A sitting disability is a condition in which a person has difficulties sitting or is unable to do so at all; usually due to pain. This can affect people who face little or no chronic problems with standing, as well as those who do, such as mobility aid users.
It is also known as reduced ability to sit, sitting problems or inability to sit.
Sitting disability has generally been an unrecognized disability. It is also not a well known concept, though the symptoms themselves are common for people with severe back pain. The disabilities usually mentioned in research and legal documents are reduced mobility and visual or auditory impairments.
Pain while sitting is a well known symptom when having ischial tuberosity pain, Myofascial Pain Syndrome, coccyx pain (coccydynia), failed back surgery, Arachnoiditis, and back pain in general.
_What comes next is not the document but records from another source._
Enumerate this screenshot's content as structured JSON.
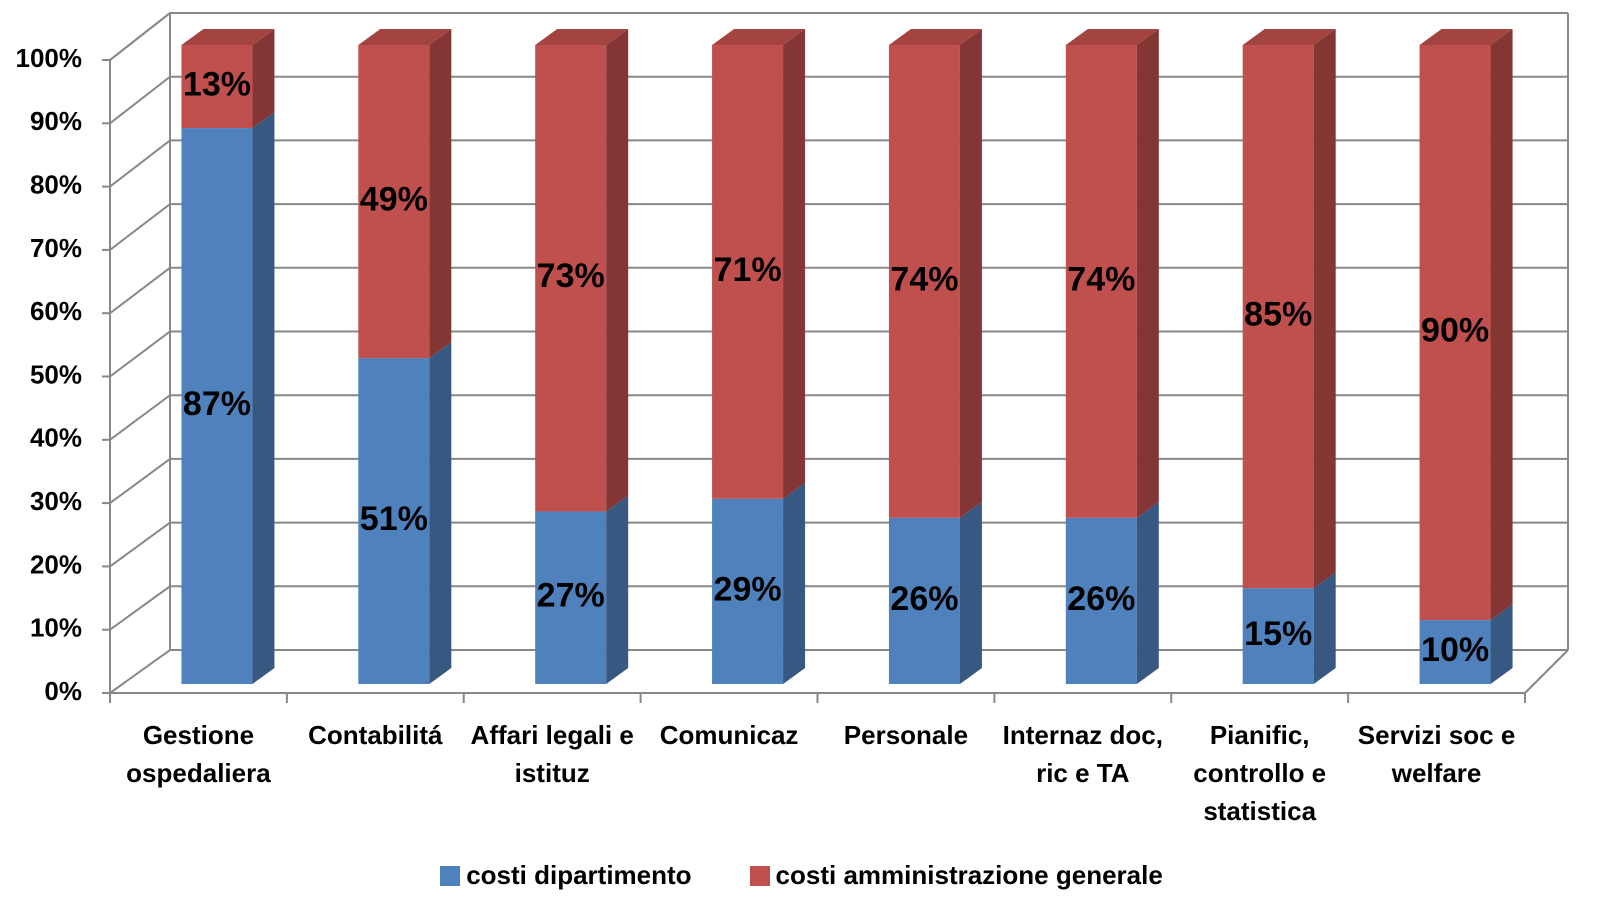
{
  "chart_data": {
    "type": "stacked-bar-3d",
    "categories": [
      "Gestione ospedaliera",
      "Contabilitá",
      "Affari legali e istituz",
      "Comunicaz",
      "Personale",
      "Internaz doc, ric e TA",
      "Pianific, controllo e statistica",
      "Servizi soc e welfare"
    ],
    "series": [
      {
        "name": "costi dipartimento",
        "color": "#4f81bd",
        "values": [
          87,
          51,
          27,
          29,
          26,
          26,
          15,
          10
        ],
        "value_labels": [
          "87%",
          "51%",
          "27%",
          "29%",
          "26%",
          "26%",
          "15%",
          "10%"
        ]
      },
      {
        "name": "costi amministrazione generale",
        "color": "#c0504d",
        "values": [
          13,
          49,
          73,
          71,
          74,
          74,
          85,
          90
        ],
        "value_labels": [
          "13%",
          "49%",
          "73%",
          "71%",
          "74%",
          "74%",
          "85%",
          "90%"
        ]
      }
    ],
    "ylim": [
      0,
      100
    ],
    "yticks": [
      {
        "value": 0,
        "label": "0%"
      },
      {
        "value": 10,
        "label": "10%"
      },
      {
        "value": 20,
        "label": "20%"
      },
      {
        "value": 30,
        "label": "30%"
      },
      {
        "value": 40,
        "label": "40%"
      },
      {
        "value": 50,
        "label": "50%"
      },
      {
        "value": 60,
        "label": "60%"
      },
      {
        "value": 70,
        "label": "70%"
      },
      {
        "value": 80,
        "label": "80%"
      },
      {
        "value": 90,
        "label": "90%"
      },
      {
        "value": 100,
        "label": "100%"
      }
    ],
    "grid": true
  }
}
An inability to sit is one of the signs of chronic low back pain. Low back pain is a condition that affects a large part of the general United States population at some point in life. 65 to 80% of Americans have an episode of  low back pain at some time in their lives. Although most cases resolve quickly, 40% recur and 5% result in a residual disability after 1 year.
In the U.S., acute low back pain (also called lumbago) is the fifth most common reason for all physician visits. About nine out of ten adults experience back pain at some point in their life, and five out of ten working adults have back pain every year.
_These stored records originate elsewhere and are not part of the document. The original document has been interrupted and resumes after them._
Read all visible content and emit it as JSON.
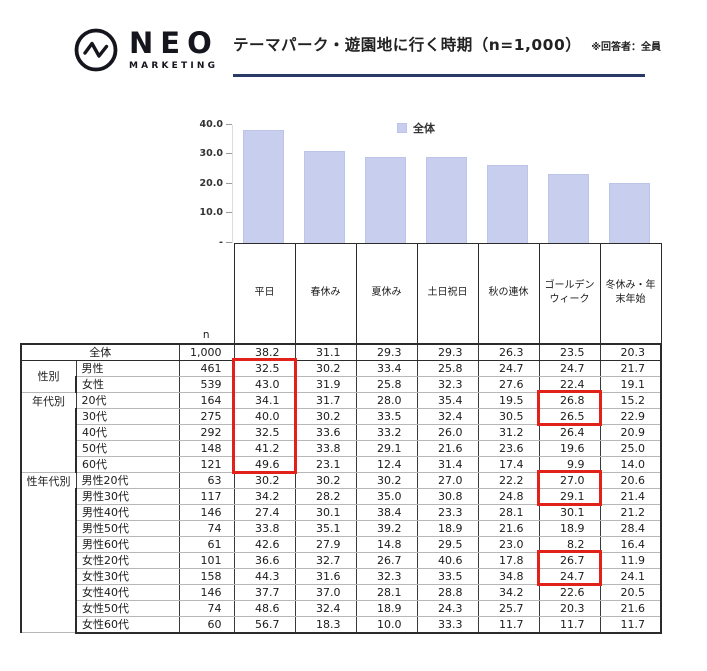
{
  "header": {
    "logo_name": "NEO",
    "logo_sub": "MARKETING",
    "title": "テーマパーク・遊園地に行く時期（n=1,000）",
    "note": "※回答者：全員"
  },
  "colors": {
    "bar": "#c7ceee",
    "title_underline": "#2a3a66",
    "highlight_red": "#e2211a",
    "logo": "#15151d"
  },
  "chart_data": {
    "type": "bar",
    "title": "",
    "legend": "全体",
    "legend_position": "top-center",
    "categories": [
      "平日",
      "春休み",
      "夏休み",
      "土日祝日",
      "秋の連休",
      "ゴールデンウィーク",
      "冬休み・年末年始"
    ],
    "values": [
      38.2,
      31.1,
      29.3,
      29.3,
      26.3,
      23.5,
      20.3
    ],
    "ylim": [
      0,
      40
    ],
    "yticks": [
      "40.0",
      "30.0",
      "20.0",
      "10.0",
      "-"
    ],
    "grid": false
  },
  "table": {
    "n_header": "n",
    "columns": [
      "平日",
      "春休み",
      "夏休み",
      "土日祝日",
      "秋の連休",
      "ゴールデンウィーク",
      "冬休み・年末年始"
    ],
    "rows": [
      {
        "label": "全体",
        "merge_group": true,
        "n": "1,000",
        "values": [
          "38.2",
          "31.1",
          "29.3",
          "29.3",
          "26.3",
          "23.5",
          "20.3"
        ]
      },
      {
        "group": "性別",
        "group_span": 2,
        "section": true,
        "label": "男性",
        "n": "461",
        "values": [
          "32.5",
          "30.2",
          "33.4",
          "25.8",
          "24.7",
          "24.7",
          "21.7"
        ]
      },
      {
        "label": "女性",
        "n": "539",
        "values": [
          "43.0",
          "31.9",
          "25.8",
          "32.3",
          "27.6",
          "22.4",
          "19.1"
        ]
      },
      {
        "group": "年代別",
        "group_span": 5,
        "section": true,
        "label": "20代",
        "n": "164",
        "values": [
          "34.1",
          "31.7",
          "28.0",
          "35.4",
          "19.5",
          "26.8",
          "15.2"
        ]
      },
      {
        "label": "30代",
        "n": "275",
        "values": [
          "40.0",
          "30.2",
          "33.5",
          "32.4",
          "30.5",
          "26.5",
          "22.9"
        ]
      },
      {
        "label": "40代",
        "n": "292",
        "values": [
          "32.5",
          "33.6",
          "33.2",
          "26.0",
          "31.2",
          "26.4",
          "20.9"
        ]
      },
      {
        "label": "50代",
        "n": "148",
        "values": [
          "41.2",
          "33.8",
          "29.1",
          "21.6",
          "23.6",
          "19.6",
          "25.0"
        ]
      },
      {
        "label": "60代",
        "n": "121",
        "values": [
          "49.6",
          "23.1",
          "12.4",
          "31.4",
          "17.4",
          "9.9",
          "14.0"
        ]
      },
      {
        "group": "性年代別",
        "group_span": 10,
        "section": true,
        "label": "男性20代",
        "n": "63",
        "values": [
          "30.2",
          "30.2",
          "30.2",
          "27.0",
          "22.2",
          "27.0",
          "20.6"
        ]
      },
      {
        "label": "男性30代",
        "n": "117",
        "values": [
          "34.2",
          "28.2",
          "35.0",
          "30.8",
          "24.8",
          "29.1",
          "21.4"
        ]
      },
      {
        "label": "男性40代",
        "n": "146",
        "values": [
          "27.4",
          "30.1",
          "38.4",
          "23.3",
          "28.1",
          "30.1",
          "21.2"
        ]
      },
      {
        "label": "男性50代",
        "n": "74",
        "values": [
          "33.8",
          "35.1",
          "39.2",
          "18.9",
          "21.6",
          "18.9",
          "28.4"
        ]
      },
      {
        "label": "男性60代",
        "n": "61",
        "values": [
          "42.6",
          "27.9",
          "14.8",
          "29.5",
          "23.0",
          "8.2",
          "16.4"
        ]
      },
      {
        "label": "女性20代",
        "n": "101",
        "values": [
          "36.6",
          "32.7",
          "26.7",
          "40.6",
          "17.8",
          "26.7",
          "11.9"
        ]
      },
      {
        "label": "女性30代",
        "n": "158",
        "values": [
          "44.3",
          "31.6",
          "32.3",
          "33.5",
          "34.8",
          "24.7",
          "24.1"
        ]
      },
      {
        "label": "女性40代",
        "n": "146",
        "values": [
          "37.7",
          "37.0",
          "28.1",
          "28.8",
          "34.2",
          "22.6",
          "20.5"
        ]
      },
      {
        "label": "女性50代",
        "n": "74",
        "values": [
          "48.6",
          "32.4",
          "18.9",
          "24.3",
          "25.7",
          "20.3",
          "21.6"
        ]
      },
      {
        "label": "女性60代",
        "n": "60",
        "values": [
          "56.7",
          "18.3",
          "10.0",
          "33.3",
          "11.7",
          "11.7",
          "11.7"
        ]
      }
    ],
    "highlights": [
      {
        "column": "平日",
        "from": "男性",
        "to": "60代"
      },
      {
        "column": "ゴールデンウィーク",
        "from": "20代",
        "to": "30代"
      },
      {
        "column": "ゴールデンウィーク",
        "from": "男性20代",
        "to": "男性30代"
      },
      {
        "column": "ゴールデンウィーク",
        "from": "女性20代",
        "to": "女性30代"
      }
    ]
  }
}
It is possible to get Social Security benefits for a sitting disability. Several medical conditions that can cause difficulty sitting are back injuries, sciatica, Arachnoiditis, and piriformis syndrome.
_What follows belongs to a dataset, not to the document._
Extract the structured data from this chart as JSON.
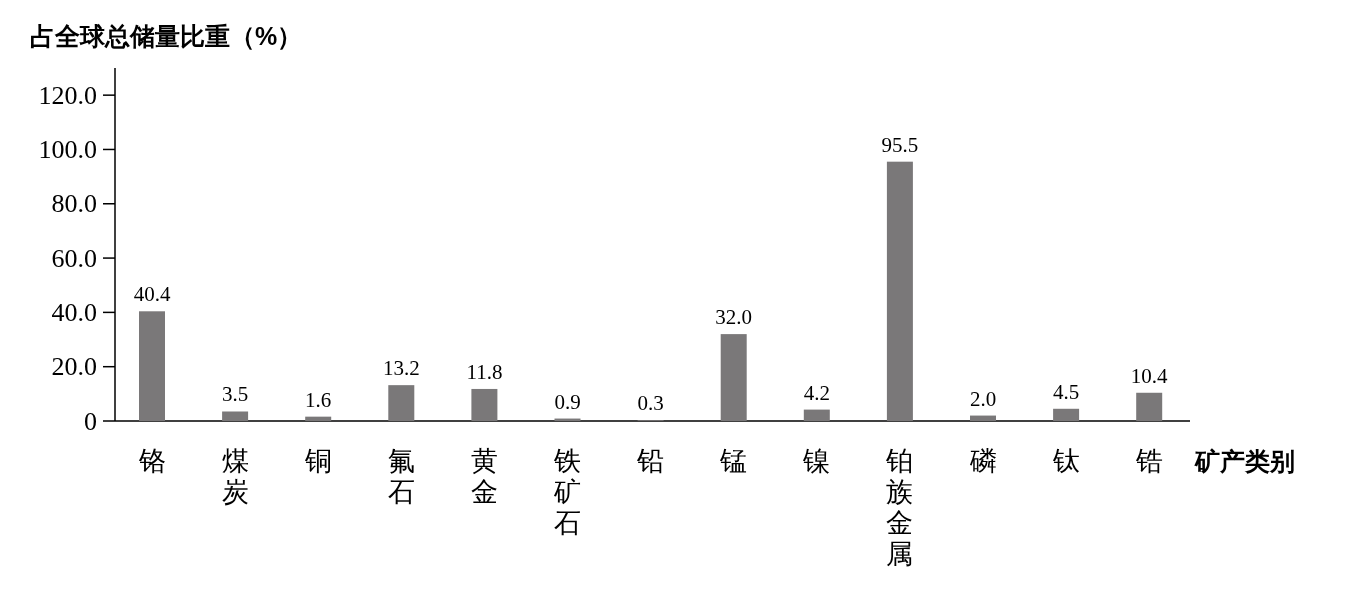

Sitting problems are usually an invisible disability. This combined with the fact that reduced ability to sit is not mentioned in research or anti-discrimination laws, makes it even harder for people to live with this kind of impairment.
Equality and accessibility
A person with a sitting disability caused by excessive pain, is unable to sit or stand for long periods of time, and will need to lie down. The availability of benches or other devices where one may lie down may be a critical factor that determines whether a means of transportation or a public building is usable or not for many people with this form of disability. Public buildings and transportation such as flying are often inaccessible to people with severe sitting problems. People with both sitting- and mobility problems may have to use a wheelbench, which is usually too large to fit into an elevator.
A sitting disability is a medical condition that makes a person unable to sit, not unable to move. It is not the inability to access the building that prevents a person from being in a building, it is the lack of places to lie down or comfortable reclining chairs. Accommodations for people who have a sitting disability are being enforced as Western nations integrate Universal design into their societies. In 2013, the Anti-Discrimination Ombud in Norway ruled that a person with sitting disability was discriminated when denied transport for disabled people.
People who suffer from this are often totally disabled in that there are few jobs in which a person is able to lie down, and not required to stand or sit for extended periods of time. Sufferers in the United States are unseen because of a lack of suitable mass transit, and the lack of public places to lie down in a socially acceptable manner. Sufferers often remain at home even though they may be totally ambulatory. (Please note that although a wheel cot is mentioned, despite the need, there is no company that mass produces them.).
Reclining power chairs are a more reasonable option because they allow access where wheel cots do not. Properly modified by removal of foot rests and replacement with an ottoman type leg rest provides a reasonably comfortable option. The leg lift option along with suitable back padding and cushions is required. These chairs are readily available through most power chair manufacturers. This allows the user to be autonomous and not dependent on a caretaker.
A noncommercial video about sitting disability was run on Norwegian national TV on holidays in 2013 and 2014.
The American college radio DJ Laurie Cohen has neuropathy in her pelvis after she was rear ended in a car accident. The severe pelvic pain prevents her from being able to sit.